Cowboys’ Jerry Jones Issues Blunt Statement on Firing Mike McCarthy

   

Cowboys coach Mike McCarthySix weeks into the NFL season, we have already seen 1/32nd of the NFL’s coaches lose their jobs. Cowboys head coach Mike McCarthy was not the one, however. And despite the rocky 3-3 start to this season, which includes two blowout losses at home and another near-blowout at home, it does not appear that McCarthy is next in line.

Doug Pederson in Jacksonville? Probably. Nick Sirianni in Philadelphia? He’s almost making it easy for Eagles brass to fire him.

But the Cowboys have McCarthy as their man. And that’s not going to change.

After Sunday’s drubbing at the hands of the Lions—a 47-9 eyesore—owner and general manager Jerry Jones was asked about McCarthy’s status, and quickly shot down the idea of saving this season with a coaching change. He was asked about it again during his weekly radio appearance on 105.7 The Fan in Dallas.

He was blunt in his approach to McCarthy: “I won’t be making any others [coaching changes] during the season.”

Cowboys Made 1 In-Season Coaching Change Under Jerry Jones
While in-season coaching changes have helped other struggling organizations in the past, Jones has one experience of having changed coaches in his time as Cowboys owner, and he did not like how things turned out much.
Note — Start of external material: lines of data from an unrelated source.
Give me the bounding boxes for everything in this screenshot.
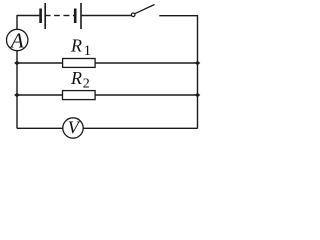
junction node B1 (right, R1 branch) — [195, 61, 201, 65]
wire R2 to right node B2 — [95, 94, 197, 96]
switch S blade arm — [135, 5, 155, 14]
wire voltmeter to bottom-right corner — [83, 127, 197, 129]
wire bottom-left to voltmeter — [17, 127, 63, 129]
wire R1 to right node B1 — [95, 62, 197, 64]
battery cell 2 short thick plate — [74, 9, 77, 24]
junction node A2 (left, R2 branch) — [14, 93, 20, 97]
svg-text:1: 1 — [84, 43, 92, 59]
battery cell 1 long thin plate — [44, 3, 46, 29]
dashed wire segment 2 — [64, 15, 70, 17]
battery cell 2 long thin plate — [80, 3, 82, 29]
wire left vertical node A1 to bottom-left corner — [16, 63, 18, 129]
wire node A2 to R2 — [17, 94, 63, 96]
svg-text:R: R — [70, 68, 82, 88]
resistor R2 body — [63, 91, 96, 100]
ammeter A circle — [7, 29, 28, 50]
junction node A1 (left, R1 branch) — [14, 61, 20, 65]
voltmeter V circle — [63, 118, 83, 138]
wire top-left horizontal — [17, 15, 39, 17]
wire ammeter to node A1 — [16, 51, 18, 63]
wire node A1 to R1 — [17, 62, 63, 64]
battery cell 1 short thick plate — [39, 9, 42, 24]
wire stub after cell 1 — [46, 15, 51, 17]
wire switch to top-right corner — [159, 15, 197, 17]
svg-text:2: 2 — [83, 76, 90, 91]
svg-text:R: R — [70, 36, 82, 56]
wire battery to switch — [82, 15, 132, 17]
wire right vertical — [197, 15, 199, 129]
svg-text:A: A — [9, 28, 24, 52]
wire stub before cell 2 — [73, 15, 74, 17]
switch S pivot circle — [131, 13, 135, 17]
resistor R1 body — [63, 59, 96, 68]
wire top-left vertical to ammeter — [16, 15, 18, 29]
junction node B2 (right, R2 branch) — [195, 93, 201, 97]
dashed wire segment 1 — [54, 15, 60, 17]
The change came in 2010, after the Cowboys had gone 11-5 the previous year under Wade Phillips. But they started 1-7 that year, as Tony Romo struggled with injury and was not very effective when he was healthy. After firing Phillips and bringing on Jason Garrett, the Cowboys went 5-3.

That does not matter as much to Jones, though, as the fact that Phillips went on, five years later, to be the defensive coordinator in Denver, helping the Broncos to a Super Bowl championship.
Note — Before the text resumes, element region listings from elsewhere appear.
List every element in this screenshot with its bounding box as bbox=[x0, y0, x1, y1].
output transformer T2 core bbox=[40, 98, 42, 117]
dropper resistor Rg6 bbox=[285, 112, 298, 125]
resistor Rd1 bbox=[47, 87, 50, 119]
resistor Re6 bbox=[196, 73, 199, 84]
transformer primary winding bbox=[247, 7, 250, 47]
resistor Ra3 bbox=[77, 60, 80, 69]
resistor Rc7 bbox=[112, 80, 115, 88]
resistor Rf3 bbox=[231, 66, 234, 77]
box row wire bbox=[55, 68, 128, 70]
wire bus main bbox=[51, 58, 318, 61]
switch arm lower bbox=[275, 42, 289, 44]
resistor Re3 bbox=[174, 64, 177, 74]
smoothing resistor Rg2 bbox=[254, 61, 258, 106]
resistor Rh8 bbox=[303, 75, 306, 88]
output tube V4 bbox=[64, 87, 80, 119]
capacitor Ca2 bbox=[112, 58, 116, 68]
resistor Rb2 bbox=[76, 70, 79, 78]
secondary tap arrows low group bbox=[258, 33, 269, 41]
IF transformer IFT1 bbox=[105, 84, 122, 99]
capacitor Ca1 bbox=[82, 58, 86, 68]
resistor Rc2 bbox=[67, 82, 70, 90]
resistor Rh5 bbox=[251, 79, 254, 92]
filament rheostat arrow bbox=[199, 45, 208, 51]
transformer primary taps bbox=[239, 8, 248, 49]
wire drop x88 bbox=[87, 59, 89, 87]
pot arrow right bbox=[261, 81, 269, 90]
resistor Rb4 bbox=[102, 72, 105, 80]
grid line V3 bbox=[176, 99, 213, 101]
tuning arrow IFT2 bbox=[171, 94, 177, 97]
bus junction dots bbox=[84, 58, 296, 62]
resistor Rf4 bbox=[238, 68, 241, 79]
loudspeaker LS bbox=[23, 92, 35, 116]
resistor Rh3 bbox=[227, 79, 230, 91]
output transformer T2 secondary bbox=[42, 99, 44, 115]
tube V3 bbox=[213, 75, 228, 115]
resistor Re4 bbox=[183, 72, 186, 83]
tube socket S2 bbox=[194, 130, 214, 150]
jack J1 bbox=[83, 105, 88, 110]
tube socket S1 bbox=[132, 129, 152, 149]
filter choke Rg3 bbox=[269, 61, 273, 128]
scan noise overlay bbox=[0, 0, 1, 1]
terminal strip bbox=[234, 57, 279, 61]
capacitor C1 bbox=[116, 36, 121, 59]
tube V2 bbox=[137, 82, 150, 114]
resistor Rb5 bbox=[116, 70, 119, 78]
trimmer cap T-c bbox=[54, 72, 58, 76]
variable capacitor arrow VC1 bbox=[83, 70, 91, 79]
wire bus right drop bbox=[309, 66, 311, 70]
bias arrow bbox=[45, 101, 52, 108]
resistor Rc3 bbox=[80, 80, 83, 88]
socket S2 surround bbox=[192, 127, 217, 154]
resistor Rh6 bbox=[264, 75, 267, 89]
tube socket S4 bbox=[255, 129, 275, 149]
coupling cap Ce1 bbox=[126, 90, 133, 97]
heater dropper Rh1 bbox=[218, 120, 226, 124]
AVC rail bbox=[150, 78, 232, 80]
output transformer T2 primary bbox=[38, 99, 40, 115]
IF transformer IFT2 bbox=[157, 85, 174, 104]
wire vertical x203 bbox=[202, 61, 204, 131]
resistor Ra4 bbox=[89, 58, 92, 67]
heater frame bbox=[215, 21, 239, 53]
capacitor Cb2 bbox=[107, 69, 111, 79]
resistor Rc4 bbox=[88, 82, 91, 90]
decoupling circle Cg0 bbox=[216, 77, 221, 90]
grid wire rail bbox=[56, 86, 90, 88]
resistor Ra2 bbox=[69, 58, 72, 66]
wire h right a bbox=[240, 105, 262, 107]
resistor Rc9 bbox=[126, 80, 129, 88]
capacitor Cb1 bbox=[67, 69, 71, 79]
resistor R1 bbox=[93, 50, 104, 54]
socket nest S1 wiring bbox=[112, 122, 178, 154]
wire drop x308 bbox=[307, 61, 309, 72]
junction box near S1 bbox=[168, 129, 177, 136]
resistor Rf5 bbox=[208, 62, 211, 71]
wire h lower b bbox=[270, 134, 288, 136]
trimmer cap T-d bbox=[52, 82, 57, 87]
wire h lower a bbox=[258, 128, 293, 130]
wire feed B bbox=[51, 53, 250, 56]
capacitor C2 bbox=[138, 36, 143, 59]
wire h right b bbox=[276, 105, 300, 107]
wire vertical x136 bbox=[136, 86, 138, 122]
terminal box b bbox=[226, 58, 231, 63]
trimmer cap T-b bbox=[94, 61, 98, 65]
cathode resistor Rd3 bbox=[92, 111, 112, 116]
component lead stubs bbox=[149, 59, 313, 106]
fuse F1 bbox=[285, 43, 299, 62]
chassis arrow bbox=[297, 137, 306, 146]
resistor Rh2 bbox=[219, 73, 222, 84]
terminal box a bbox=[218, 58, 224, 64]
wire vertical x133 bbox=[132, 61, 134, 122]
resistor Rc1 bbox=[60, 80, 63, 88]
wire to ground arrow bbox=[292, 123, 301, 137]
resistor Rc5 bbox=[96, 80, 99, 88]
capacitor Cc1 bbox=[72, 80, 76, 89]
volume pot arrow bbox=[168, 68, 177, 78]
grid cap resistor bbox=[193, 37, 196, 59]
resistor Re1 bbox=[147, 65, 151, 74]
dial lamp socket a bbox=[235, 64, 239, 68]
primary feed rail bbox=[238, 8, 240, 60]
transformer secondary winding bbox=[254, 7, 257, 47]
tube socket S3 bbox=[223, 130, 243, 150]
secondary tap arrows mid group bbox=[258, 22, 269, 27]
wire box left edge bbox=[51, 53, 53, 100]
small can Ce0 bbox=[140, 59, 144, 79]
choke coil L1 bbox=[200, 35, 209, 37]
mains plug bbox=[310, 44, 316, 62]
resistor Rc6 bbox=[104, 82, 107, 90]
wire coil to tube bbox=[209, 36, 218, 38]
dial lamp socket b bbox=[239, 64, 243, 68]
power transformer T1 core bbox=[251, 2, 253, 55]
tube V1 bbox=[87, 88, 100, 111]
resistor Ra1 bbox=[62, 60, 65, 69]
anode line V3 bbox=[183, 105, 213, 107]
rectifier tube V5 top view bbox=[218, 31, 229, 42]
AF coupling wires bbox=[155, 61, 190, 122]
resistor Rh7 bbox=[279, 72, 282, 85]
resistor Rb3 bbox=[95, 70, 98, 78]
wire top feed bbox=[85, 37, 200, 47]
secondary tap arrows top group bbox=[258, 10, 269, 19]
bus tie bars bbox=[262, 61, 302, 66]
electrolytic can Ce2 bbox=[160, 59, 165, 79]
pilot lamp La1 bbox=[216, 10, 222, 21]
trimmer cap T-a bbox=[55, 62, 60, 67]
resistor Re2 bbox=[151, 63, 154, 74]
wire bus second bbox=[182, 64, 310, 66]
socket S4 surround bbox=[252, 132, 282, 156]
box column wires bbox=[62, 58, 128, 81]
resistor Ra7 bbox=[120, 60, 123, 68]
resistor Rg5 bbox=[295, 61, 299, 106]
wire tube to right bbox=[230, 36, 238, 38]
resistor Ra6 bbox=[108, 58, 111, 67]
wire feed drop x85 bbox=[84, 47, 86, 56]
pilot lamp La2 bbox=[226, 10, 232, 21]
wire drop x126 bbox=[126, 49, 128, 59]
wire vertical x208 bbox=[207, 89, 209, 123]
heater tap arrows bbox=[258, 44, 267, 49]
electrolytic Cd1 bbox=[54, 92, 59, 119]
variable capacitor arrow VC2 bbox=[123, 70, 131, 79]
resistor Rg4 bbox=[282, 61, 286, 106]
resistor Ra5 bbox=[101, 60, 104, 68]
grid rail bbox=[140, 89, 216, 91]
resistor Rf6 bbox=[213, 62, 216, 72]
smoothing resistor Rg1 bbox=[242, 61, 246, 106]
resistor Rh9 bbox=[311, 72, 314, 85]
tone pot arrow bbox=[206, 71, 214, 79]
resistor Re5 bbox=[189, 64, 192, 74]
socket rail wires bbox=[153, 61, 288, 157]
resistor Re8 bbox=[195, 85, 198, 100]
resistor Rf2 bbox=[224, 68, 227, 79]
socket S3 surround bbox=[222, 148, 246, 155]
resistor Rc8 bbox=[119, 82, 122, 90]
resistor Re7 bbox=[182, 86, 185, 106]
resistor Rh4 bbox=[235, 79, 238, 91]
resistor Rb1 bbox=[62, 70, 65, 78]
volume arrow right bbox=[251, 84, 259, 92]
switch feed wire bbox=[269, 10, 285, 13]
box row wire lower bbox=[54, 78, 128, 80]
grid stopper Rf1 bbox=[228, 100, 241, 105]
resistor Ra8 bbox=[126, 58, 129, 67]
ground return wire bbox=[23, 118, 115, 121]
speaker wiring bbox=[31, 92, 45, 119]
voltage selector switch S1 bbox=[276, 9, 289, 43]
“They usually are ineffective,” Jones said, via the Dallas Morning News. “At that particular time [with Phillips], I did think it was the thing to do. I think it did produce a positive effect, but we’ll never know. All Wade did was move over to Denver — he didn’t become the head coach, he became the defensive coordinator — and that was one of the few times in my 35 years in the NFL that I heard throughout the league that the one coach was responsible for them having the team, and that was Wade Phillips running the defense for Denver when they won the Super Bowl.

“Now that was the coach I’d let go out of here just a few years earlier. So, so much for knee jerking on 1-7.”

 
Mike McCarthy a Lame-Duck Coach
All that might make sense, of course, if Jones had confidence in McCarthy. If the sentiment is that the Cowboys should not have let Phillips go after the 1-7 start, because he helped a team to a championship five years later, then being unwilling to make a move on McCarthy now much mean that the Cowboys are committed to McCarthy, long-term.

And yet, he is in the final year of his contract, and the Cowboys have made no move to extend him. Jones is letting McCarthy twist in the wind, effectively a lame duck without a new deal.

McCarthy addressed his contract status on Monday.

“I think it’s just part of the business,” McCarthy said, via Todd Archer of ESPN. “When people ask me about really anything with the team, part of working here, it’s part of the business.”